The law firm made it clear Mr AP could not continue as a partner and after 37 years' experience "with no record of any inappropriate behaviour", that was a shock, Mr AP said.
In response, the law firm said Ms A had considered reporting the conduct to police and was brave enough to speak up and seek accountability.
"The effect of Mr AP's conduct on Ms A has been profound," the law firm said. "There is no question that his behaviour was both unwelcome and offensive from Ms A's perspective."
It said in 20 years of partnership Mr AP had never disclosed his condition and this was surprising, "particularly when he attended various social functions involving alcohol".
The standards committee said the conduct was aggravated because it persisted, however it made the lesser finding of unsatisfactory conduct.

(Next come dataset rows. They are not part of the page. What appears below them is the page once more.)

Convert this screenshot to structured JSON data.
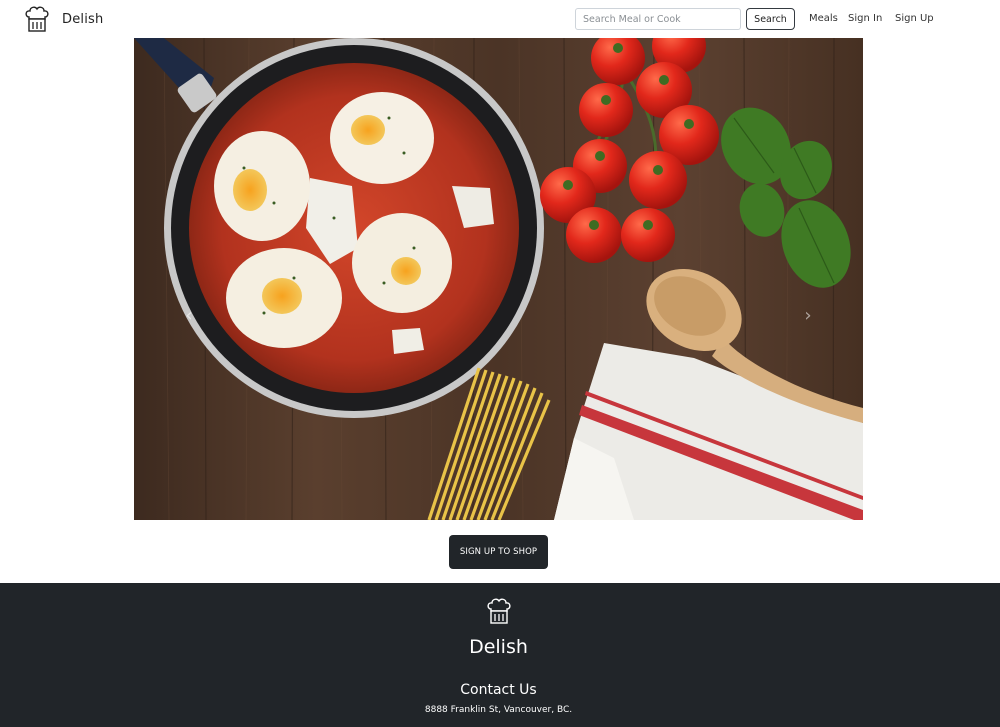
{
  "navbar": {
    "brand_name": "Delish",
    "logo_icon": "chef-hat-icon",
    "search": {
      "placeholder": "Search Meal or Cook",
      "value": ""
    },
    "search_button_label": "Search",
    "links": {
      "meals": "Meals",
      "sign_in": "Sign In",
      "sign_up": "Sign Up"
    }
  },
  "hero": {
    "image": "shakshuka-pan-tomatoes-basil-spaghetti-spoon-towel-photo",
    "prev_icon": "chevron-left-icon",
    "next_icon": "chevron-right-icon",
    "prev_glyph": "‹",
    "next_glyph": "›"
  },
  "cta": {
    "label": "SIGN UP TO SHOP"
  },
  "footer": {
    "logo_icon": "chef-hat-icon",
    "brand_name": "Delish",
    "contact_title": "Contact Us",
    "address": "8888 Franklin St, Vancouver, BC."
  },
  "colors": {
    "footer_bg": "#212529",
    "button_dark": "#212529",
    "background": "#ffffff"
  }
}
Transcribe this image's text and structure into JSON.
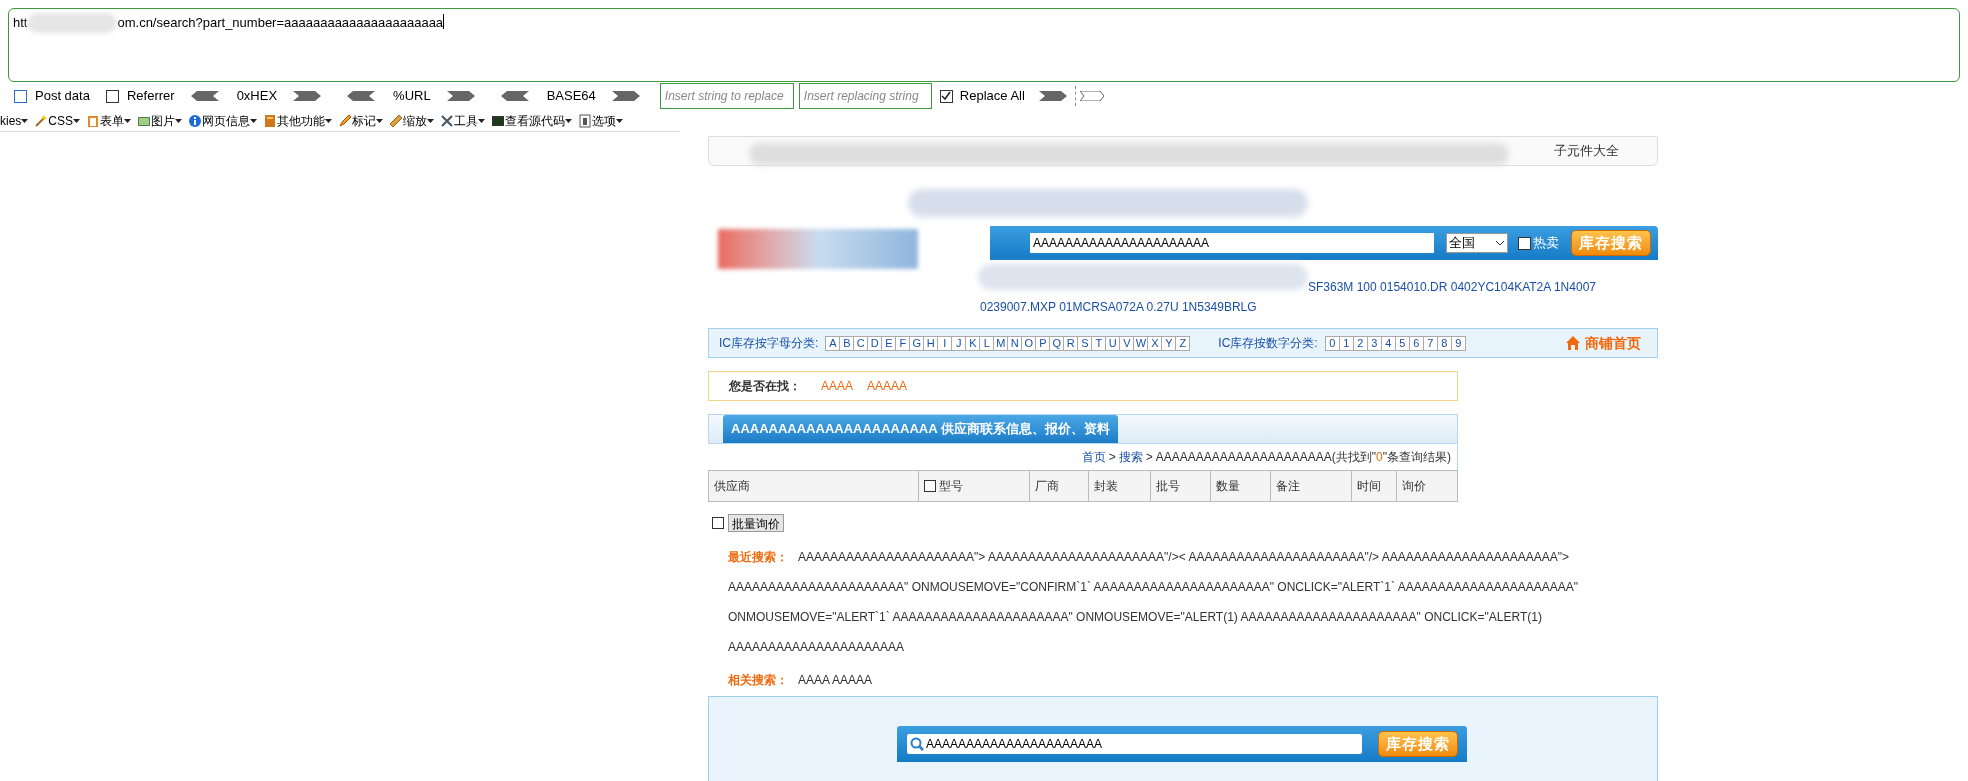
{
  "address_bar": {
    "url_start": "htt",
    "url_end": "om.cn/search?part_number=aaaaaaaaaaaaaaaaaaaaaa"
  },
  "hackbar": {
    "options": [
      {
        "label": "Post data",
        "checked": false
      },
      {
        "label": "Referrer",
        "checked": false
      }
    ],
    "encoders": [
      "0xHEX",
      "%URL",
      "BASE64"
    ],
    "replace_placeholder": "Insert string to replace",
    "replacing_placeholder": "Insert replacing string",
    "replace_all": {
      "label": "Replace All",
      "checked": true
    }
  },
  "menu": [
    "kies",
    "CSS",
    "表单",
    "图片",
    "网页信息",
    "其他功能",
    "标记",
    "缩放",
    "工具",
    "查看源代码",
    "选项"
  ],
  "top_links": [
    "子元件大全"
  ],
  "search": {
    "value": "AAAAAAAAAAAAAAAAAAAAAA",
    "region": "全国",
    "hot_sale": {
      "label": "热卖",
      "checked": false
    },
    "button": "库存搜索"
  },
  "hot_keywords": [
    "SF363M 100 0154010.DR 0402YC104KAT2A 1N4007",
    "0239007.MXP 01MCRSA072A 0.27U 1N5349BRLG"
  ],
  "categories": {
    "letter_label": "IC库存按字母分类:",
    "letters": [
      "A",
      "B",
      "C",
      "D",
      "E",
      "F",
      "G",
      "H",
      "I",
      "J",
      "K",
      "L",
      "M",
      "N",
      "O",
      "P",
      "Q",
      "R",
      "S",
      "T",
      "U",
      "V",
      "W",
      "X",
      "Y",
      "Z"
    ],
    "digit_label": "IC库存按数字分类:",
    "digits": [
      "0",
      "1",
      "2",
      "3",
      "4",
      "5",
      "6",
      "7",
      "8",
      "9"
    ],
    "shop_home": "商铺首页"
  },
  "suggest": {
    "label": "您是否在找：",
    "items": [
      "AAAA",
      "AAAAA"
    ]
  },
  "title": "AAAAAAAAAAAAAAAAAAAAAA 供应商联系信息、报价、资料",
  "breadcrumb": {
    "home": "首页",
    "separators": [
      ">",
      ">"
    ],
    "search": "搜索",
    "before": "AAAAAAAAAAAAAAAAAAAAAA(共找到\"",
    "count": "0",
    "after": "\"条查询结果)"
  },
  "table": {
    "columns": [
      {
        "label": "供应商",
        "kind": "text"
      },
      {
        "label": "型号",
        "kind": "checkbox",
        "checked": false
      },
      {
        "label": "厂商",
        "kind": "text"
      },
      {
        "label": "封装",
        "kind": "text"
      },
      {
        "label": "批号",
        "kind": "text"
      },
      {
        "label": "数量",
        "kind": "text"
      },
      {
        "label": "备注",
        "kind": "text"
      },
      {
        "label": "时间",
        "kind": "text"
      },
      {
        "label": "询价",
        "kind": "text"
      }
    ]
  },
  "batch": {
    "checked": false,
    "button": "批量询价"
  },
  "recent": {
    "label": "最近搜索：",
    "lines": [
      "AAAAAAAAAAAAAAAAAAAAAA\"> AAAAAAAAAAAAAAAAAAAAAA\"/>< AAAAAAAAAAAAAAAAAAAAAA\"/> AAAAAAAAAAAAAAAAAAAAAA\">",
      "AAAAAAAAAAAAAAAAAAAAAA\" ONMOUSEMOVE=\"CONFIRM`1` AAAAAAAAAAAAAAAAAAAAAA\" ONCLICK=\"ALERT`1` AAAAAAAAAAAAAAAAAAAAAA\"",
      "ONMOUSEMOVE=\"ALERT`1` AAAAAAAAAAAAAAAAAAAAAA\" ONMOUSEMOVE=\"ALERT(1) AAAAAAAAAAAAAAAAAAAAAA\" ONCLICK=\"ALERT(1)",
      "AAAAAAAAAAAAAAAAAAAAAA"
    ]
  },
  "related": {
    "label": "相关搜索：",
    "text": "AAAA AAAAA"
  },
  "bottom_search": {
    "value": "AAAAAAAAAAAAAAAAAAAAAA",
    "button": "库存搜索"
  }
}
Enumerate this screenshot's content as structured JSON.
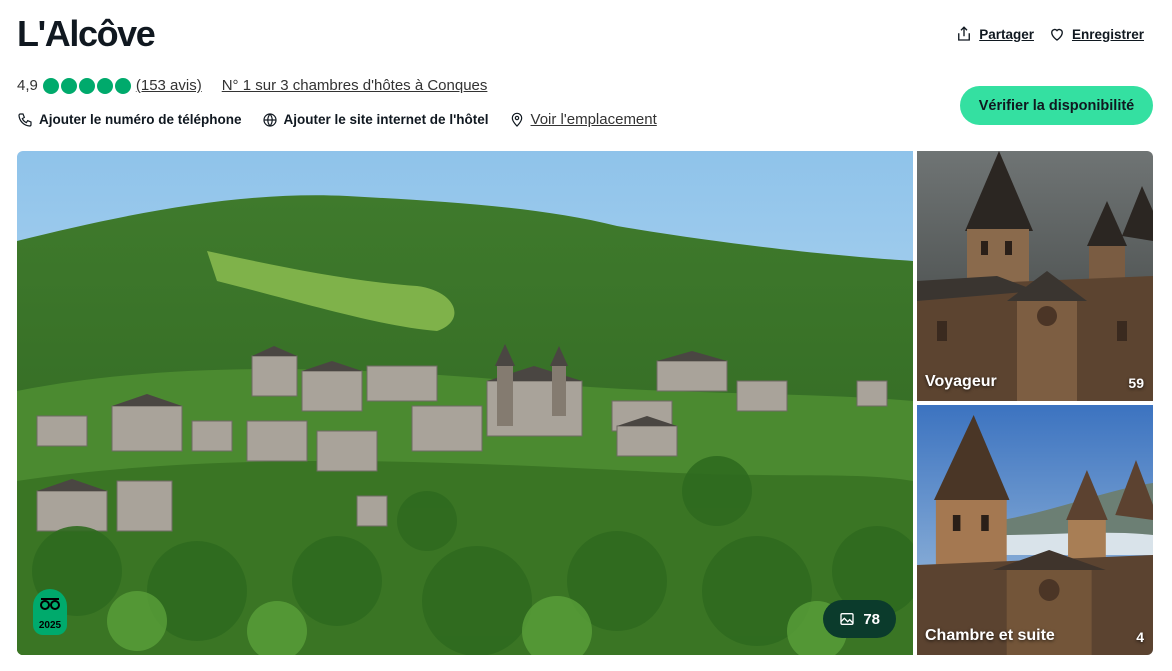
{
  "hotel": {
    "name": "L'Alcôve",
    "rating_value": "4,9",
    "rating_bubbles": 5,
    "reviews_link": "(153 avis)",
    "rank_link": "N° 1 sur 3 chambres d'hôtes à Conques"
  },
  "actions": {
    "share_label": "Partager",
    "save_label": "Enregistrer"
  },
  "contact": {
    "phone_label": "Ajouter le numéro de téléphone",
    "website_label": "Ajouter le site internet de l'hôtel",
    "location_label": "Voir l'emplacement"
  },
  "cta": {
    "check_availability": "Vérifier la disponibilité",
    "color": "#34e0a1"
  },
  "gallery": {
    "main_photo_count": "78",
    "award_year": "2025",
    "side_photos": [
      {
        "label": "Voyageur",
        "count": "59"
      },
      {
        "label": "Chambre et suite",
        "count": "4"
      }
    ]
  },
  "colors": {
    "brand_green": "#00aa6c",
    "photo_badge": "#0b3b2c"
  }
}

The finding took into account mitigating factors including that there was an absence of force, Ms B did not want to pursue a complaint and in her view the conduct was not serious enough, that Ms A felt she'd received some justice by speaking out, the alcohol was a significant contributing factor, Mr AP was at low risk of repeating such conduct, and that he had a long and otherwise unblemished professional record.
It fined Mr AP $4000, ordered him to pay costs of $3000 and directed him to compensate each of the women $4000.
However, the Law Society sought a review saying the committee's decision was inconsistent with the national standards committee where lawyers engaging in similar conduct had been referred to the Tribunal.
The Law Society said it was a mistake to take into account mitigating factors and that a review would raise important issues about the level of professional culpability for sexual harassment and the need for consistency.
Mr AP said the facts in the Gardner-Hopkins case were significantly different, much more serious, ongoing and more disturbing than his.
But the Law Society said there had been an "awakening awareness of the insidious nature of sexual harassment, and how that reflects poorly on the legal profession", and it wanted charges laid against Mr AP with the Tribunal.
Reviewer Robert Hesketh said the Gardner-Hopkins case was relevant because intimate, non-consensual touch connected with the workplace, on someone that the lawyer has power over, had always been unacceptable.
"Unwanted sexual attention in any area of life has always rightly been seen as repugnant. The legal profession has never been exempted from that societal value."
In Mr AP's case, Hesketh agreed with the Law Society that the committee wrongly allowed unrelated mitigation issues including over-indulgence in alcohol to affect its assessment of his culpability.
Hesketh said factoring in alcohol-related issues could be seen as making allowances for a lawyer who claims to have acted uncharacteristically because of it.
He also said the committee was too glib when it considered whether force was used, because it could be seen as an aggravating factor, and this required further exploration.
The case was referred back to the same standards committee for re-investigation.